Cat Skin Problems

Cat Skin Problems: Why is Your Feline Itchy? 

Cats are taken to the veterinarian for skin problems more often than for any other ailment.[1] Unfortunately, skin reactions in cats are difficult to resolve, because the causes and contributing factors are vast.

  • Environmental allergies: Similar to seasonal allergies in humans, your cat may be experiencing an allergic reaction to pollen, grasses, dust or other environmental irritants. These allergens are difficult to determine through a basic exam and usually require extensive and expensive allergy tests.

  • Food allergies: Unfortunately, many major-brand cat foods contain more junk food (like fillers and carbohydrates) than essential nutrients (like protein), which can cause chronic skin irritations.

  • Pest-related reactions: Flea-bite dermatitis is a common condition in cats and dogs. In addition, mites, mosquitoes and biting/stinging pests can cause cat skin rashes, especially if your pet is overexposed or infested.

  • Infections or parasites of the skin: It is possible that a parasitic infection is irritating your cat’s skin. Determining an infection would require a skin test from your veterinarian.

  • Overall lifestyle: Like us, animals can get stressed.

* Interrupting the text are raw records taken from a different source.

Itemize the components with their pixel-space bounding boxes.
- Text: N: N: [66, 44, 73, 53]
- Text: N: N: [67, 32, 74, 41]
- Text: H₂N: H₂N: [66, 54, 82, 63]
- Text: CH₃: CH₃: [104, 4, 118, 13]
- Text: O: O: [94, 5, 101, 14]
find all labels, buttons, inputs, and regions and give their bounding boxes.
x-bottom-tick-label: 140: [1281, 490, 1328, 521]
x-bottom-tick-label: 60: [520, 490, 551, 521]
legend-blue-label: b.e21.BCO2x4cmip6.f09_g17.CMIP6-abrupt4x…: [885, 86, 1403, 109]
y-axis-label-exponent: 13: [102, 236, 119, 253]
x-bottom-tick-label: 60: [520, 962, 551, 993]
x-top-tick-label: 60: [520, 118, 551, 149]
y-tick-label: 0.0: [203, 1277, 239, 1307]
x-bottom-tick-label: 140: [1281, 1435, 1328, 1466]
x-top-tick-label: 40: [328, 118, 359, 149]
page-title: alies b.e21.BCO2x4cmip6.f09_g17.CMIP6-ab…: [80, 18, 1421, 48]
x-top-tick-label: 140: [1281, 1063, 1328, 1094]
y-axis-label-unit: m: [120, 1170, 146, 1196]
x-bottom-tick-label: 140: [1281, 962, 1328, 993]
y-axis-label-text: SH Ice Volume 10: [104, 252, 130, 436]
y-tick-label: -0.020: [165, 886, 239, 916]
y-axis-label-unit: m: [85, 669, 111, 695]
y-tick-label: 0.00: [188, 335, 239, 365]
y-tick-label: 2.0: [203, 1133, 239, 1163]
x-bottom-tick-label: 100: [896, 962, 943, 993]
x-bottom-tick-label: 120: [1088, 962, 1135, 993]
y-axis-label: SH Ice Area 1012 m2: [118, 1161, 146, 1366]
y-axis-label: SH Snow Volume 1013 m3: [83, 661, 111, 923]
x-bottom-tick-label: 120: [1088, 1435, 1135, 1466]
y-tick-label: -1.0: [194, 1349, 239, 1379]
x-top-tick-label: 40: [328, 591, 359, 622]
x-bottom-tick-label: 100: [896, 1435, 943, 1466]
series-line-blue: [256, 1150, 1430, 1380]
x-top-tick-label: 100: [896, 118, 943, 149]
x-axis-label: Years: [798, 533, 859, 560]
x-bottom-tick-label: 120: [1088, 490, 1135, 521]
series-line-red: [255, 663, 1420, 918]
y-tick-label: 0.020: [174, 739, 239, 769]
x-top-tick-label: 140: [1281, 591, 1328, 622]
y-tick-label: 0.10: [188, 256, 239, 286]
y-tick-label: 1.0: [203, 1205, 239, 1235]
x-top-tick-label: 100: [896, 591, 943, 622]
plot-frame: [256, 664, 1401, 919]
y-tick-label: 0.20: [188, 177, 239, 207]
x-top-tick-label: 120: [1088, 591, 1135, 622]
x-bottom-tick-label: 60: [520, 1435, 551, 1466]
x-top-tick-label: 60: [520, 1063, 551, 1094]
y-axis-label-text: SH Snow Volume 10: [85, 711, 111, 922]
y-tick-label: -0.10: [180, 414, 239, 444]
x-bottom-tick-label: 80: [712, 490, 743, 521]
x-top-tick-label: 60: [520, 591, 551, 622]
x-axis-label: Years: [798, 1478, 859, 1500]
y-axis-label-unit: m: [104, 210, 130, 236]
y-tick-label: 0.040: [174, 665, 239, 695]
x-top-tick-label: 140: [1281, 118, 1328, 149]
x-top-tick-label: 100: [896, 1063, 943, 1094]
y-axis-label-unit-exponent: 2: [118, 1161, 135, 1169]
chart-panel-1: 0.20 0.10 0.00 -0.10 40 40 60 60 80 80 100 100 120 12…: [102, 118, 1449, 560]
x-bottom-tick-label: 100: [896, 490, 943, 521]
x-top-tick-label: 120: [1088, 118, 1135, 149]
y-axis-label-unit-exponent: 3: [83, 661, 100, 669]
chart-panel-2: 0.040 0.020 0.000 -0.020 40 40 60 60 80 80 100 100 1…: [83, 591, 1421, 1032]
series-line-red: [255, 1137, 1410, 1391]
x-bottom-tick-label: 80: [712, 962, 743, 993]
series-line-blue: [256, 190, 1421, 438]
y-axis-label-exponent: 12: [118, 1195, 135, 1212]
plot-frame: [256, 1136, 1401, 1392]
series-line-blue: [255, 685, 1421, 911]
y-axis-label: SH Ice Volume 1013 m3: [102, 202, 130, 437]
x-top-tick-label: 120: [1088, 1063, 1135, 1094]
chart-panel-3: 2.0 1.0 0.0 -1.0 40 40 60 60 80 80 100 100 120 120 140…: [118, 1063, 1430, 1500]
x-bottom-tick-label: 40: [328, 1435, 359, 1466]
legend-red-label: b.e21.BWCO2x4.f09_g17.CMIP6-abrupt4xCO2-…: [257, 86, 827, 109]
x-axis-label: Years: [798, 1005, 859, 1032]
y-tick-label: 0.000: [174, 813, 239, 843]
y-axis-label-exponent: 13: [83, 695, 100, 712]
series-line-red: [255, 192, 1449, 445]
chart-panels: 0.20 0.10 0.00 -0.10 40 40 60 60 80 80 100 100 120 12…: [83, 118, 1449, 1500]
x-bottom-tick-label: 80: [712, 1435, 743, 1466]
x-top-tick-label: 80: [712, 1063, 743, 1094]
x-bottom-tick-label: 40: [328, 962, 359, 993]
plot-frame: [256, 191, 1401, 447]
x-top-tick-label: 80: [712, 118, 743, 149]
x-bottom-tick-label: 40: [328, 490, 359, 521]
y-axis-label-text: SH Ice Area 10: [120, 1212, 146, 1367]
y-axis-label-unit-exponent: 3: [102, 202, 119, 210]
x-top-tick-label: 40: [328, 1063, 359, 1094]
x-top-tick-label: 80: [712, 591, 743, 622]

When they are overly anxious or nervous, stress-related licking or grooming can negatively impact the skin and cause a rash or reaction.  

Natural Skin Products for Cats

There are conventional medicines on the market that relieve a cat’s itch, but also carry abundant, negative side effects. For example, frequent use of steroids (pills and injections) is linked to canine and feline diabetes.[2]

Our natural product, Cat: Skin & Itch, safely relieves irritated, red, burning, itchy, dry, rough, scaly, chapped, or cracked skin; rashes, fleabite dermatitis, hot spots; excessive gnawing or licking; skin eruptions, hair loss and generally unhealthy skin. And because it’s homeopathic medicine, it relieves symptoms without long-term or harmful side effects.

Help Your Cat’s Itchy Skin with a Healthy Lifestyle

  • Change your cat’s environment: If your cat is typically outdoors, try bringing it inside. This will help you determine if its skin is reacting to an environmental allergen.

  • Find a grain-free food: As we mentioned earlier, grain and other unhealthy food fillers are common allergens. Changing to a food without all of the junk may help you resolve your cat’s problem quickly.

  • Flea free is the way to be: Be sure to keep your pet as clean and pest free as possible. It’s been said that cats and water don’t mix, but a dirty kitty will most likely be an itchy one too.

  •   Rule out sickness: If you suspect your cat has a skin parasite or infection, visit your vet and have a skin test performed before the infection spreads or worsens.

  •  Keep your cat calm: If you notice your cat is obsessively licking, consider relieving its stress in addition to treating its skin.

Cats are known for their independence and invincibility (nine lives) and usually fend for themselves. But if your cat’s skin problems become severe, it will likely need a little help.